Auch kommt die Bedeutung der Partituren viel zu kurz in diesem Museum. Gerade diese peniblen Konzepte für Aktion und Musik auf Millimeterpapier machten den Unterschied des Wiener Aktionsimus zur Gutai-Kunst in Osaka und Tokio ab 1954 aus. Nitsch wollte vom Beginn der ersten Malaktion am 18. November 1960 an, dass das reale Geschehen ohne sein Zutun von anderen wiederholt werden kann (»Ein Schwamm wird in rote Farbe getaucht und über der Bildfläche ausgedrückt«). Der Wiener Aktionismus stellte mit solchen Anweisungen an die Akteure seine Leistung auf eine Ebene mit der kompositorischen Praxis von Musikkonzert und Oper.

Auffällig in Mistelbach: die Ausstellung von besonders farbenfrohen Schüttbildern. Bislang war das Markenzeichen der Nitsch-Malereien stets ein schmetterndes Rot – Kirschrot, Zinnoberrot, Weinrot, Feuerrot, Krebsrot –, das der Künstler primär wegen der Farbintensität und nicht wegen dem Symbolwert (Saft des Lebens) gewählt hat. Fraglos kommen die knallbunten Rinnflächen den angebotenen Familiensonntagen weit mehr entgegen. Wie überhaupt die Besucherfreundlichkeit dieser Kunst nun in Mistelbach einen gewaltigen Schub nach vorne erlebt.

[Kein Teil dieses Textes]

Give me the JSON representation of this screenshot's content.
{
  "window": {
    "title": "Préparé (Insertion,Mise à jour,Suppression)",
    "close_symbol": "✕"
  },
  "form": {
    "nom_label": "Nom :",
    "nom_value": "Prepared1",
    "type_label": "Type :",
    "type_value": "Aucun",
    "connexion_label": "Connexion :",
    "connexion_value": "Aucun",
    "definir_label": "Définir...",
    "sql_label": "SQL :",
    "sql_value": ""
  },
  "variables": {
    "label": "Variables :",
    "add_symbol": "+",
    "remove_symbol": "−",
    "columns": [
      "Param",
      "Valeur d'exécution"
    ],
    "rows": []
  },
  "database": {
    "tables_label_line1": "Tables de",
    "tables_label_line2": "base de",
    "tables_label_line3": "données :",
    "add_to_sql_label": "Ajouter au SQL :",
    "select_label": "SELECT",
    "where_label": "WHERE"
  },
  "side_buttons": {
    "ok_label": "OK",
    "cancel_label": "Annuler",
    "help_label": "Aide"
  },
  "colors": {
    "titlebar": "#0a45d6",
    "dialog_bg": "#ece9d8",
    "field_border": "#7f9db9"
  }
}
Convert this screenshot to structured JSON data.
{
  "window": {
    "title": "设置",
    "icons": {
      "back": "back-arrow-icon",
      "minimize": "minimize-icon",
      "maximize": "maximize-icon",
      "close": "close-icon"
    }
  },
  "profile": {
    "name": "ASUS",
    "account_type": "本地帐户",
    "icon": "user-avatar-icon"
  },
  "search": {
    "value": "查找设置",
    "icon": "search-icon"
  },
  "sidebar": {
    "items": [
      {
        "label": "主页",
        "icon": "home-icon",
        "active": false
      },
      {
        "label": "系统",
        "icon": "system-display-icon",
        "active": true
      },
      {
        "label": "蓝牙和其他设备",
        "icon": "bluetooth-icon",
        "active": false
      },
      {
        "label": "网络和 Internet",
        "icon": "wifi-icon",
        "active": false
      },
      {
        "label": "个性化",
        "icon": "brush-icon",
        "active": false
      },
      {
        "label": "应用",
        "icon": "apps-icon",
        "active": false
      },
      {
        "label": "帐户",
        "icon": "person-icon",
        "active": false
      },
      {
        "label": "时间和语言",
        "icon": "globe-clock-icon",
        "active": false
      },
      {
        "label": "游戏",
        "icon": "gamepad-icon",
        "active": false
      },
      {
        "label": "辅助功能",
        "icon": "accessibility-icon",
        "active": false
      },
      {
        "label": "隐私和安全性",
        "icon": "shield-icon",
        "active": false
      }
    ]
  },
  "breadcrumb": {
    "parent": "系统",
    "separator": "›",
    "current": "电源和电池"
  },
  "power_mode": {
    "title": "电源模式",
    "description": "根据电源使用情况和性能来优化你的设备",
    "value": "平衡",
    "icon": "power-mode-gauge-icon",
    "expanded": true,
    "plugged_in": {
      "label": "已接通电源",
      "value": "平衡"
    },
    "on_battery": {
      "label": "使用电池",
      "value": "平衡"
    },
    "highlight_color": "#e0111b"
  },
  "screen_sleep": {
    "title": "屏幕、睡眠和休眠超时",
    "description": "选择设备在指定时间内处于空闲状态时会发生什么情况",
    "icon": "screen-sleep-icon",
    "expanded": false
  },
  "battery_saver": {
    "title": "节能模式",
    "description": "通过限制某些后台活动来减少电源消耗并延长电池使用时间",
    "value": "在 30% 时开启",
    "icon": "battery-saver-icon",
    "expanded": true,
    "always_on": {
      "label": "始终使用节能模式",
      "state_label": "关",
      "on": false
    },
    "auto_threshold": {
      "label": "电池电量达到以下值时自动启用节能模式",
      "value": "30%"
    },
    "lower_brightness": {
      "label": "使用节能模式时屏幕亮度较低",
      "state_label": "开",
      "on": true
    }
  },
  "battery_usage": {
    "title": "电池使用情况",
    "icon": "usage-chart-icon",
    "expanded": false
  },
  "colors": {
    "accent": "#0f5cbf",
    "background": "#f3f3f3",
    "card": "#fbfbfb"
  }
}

Beispiel Merchandising. Gab es in den Neunzigern schon mal ein mit einem Schüttbild bedrucktes Badetuch, um das einen ganze Strandbäder beneideten, so explodiert gegenwärtig das Angebot an Museumsartikeln: Es gibt Nitsch-CDs und Nitsch-Kalender, Nitsch-Postkarten und Nitsch-Wein.

Die Mistelbacher Cafékonditorei Schreiber, Marktgasse 5, hat Nitsch-Schokolade und Nitsch-Naschwerk in sehr geschmackvollen Verpackungen herausgebracht. Die Oberfläche der dunklen Süssigkeit ist von heftigen Gesten roter Marzipanspritzer gezeichnet, und im Weltinneren der Konfektkugeln lauert – nicht zu knapp – ein hochprozentiger Nebel.

Besucherinformation: www.mzmistelbach.at, Öffnungszeiten: DI – SO, 10.00 bis 18.00 Uhr, Eintritt: EUR 7,00.

Verkehrverbindung: Schnellbahn S2 (stündliche Verbindungen von Wien nach Mistelbach), mit dem Auto Bundesstrasse B7 Richtung Brünn, Abfahrt bei Schrick Richtung Mistelbach.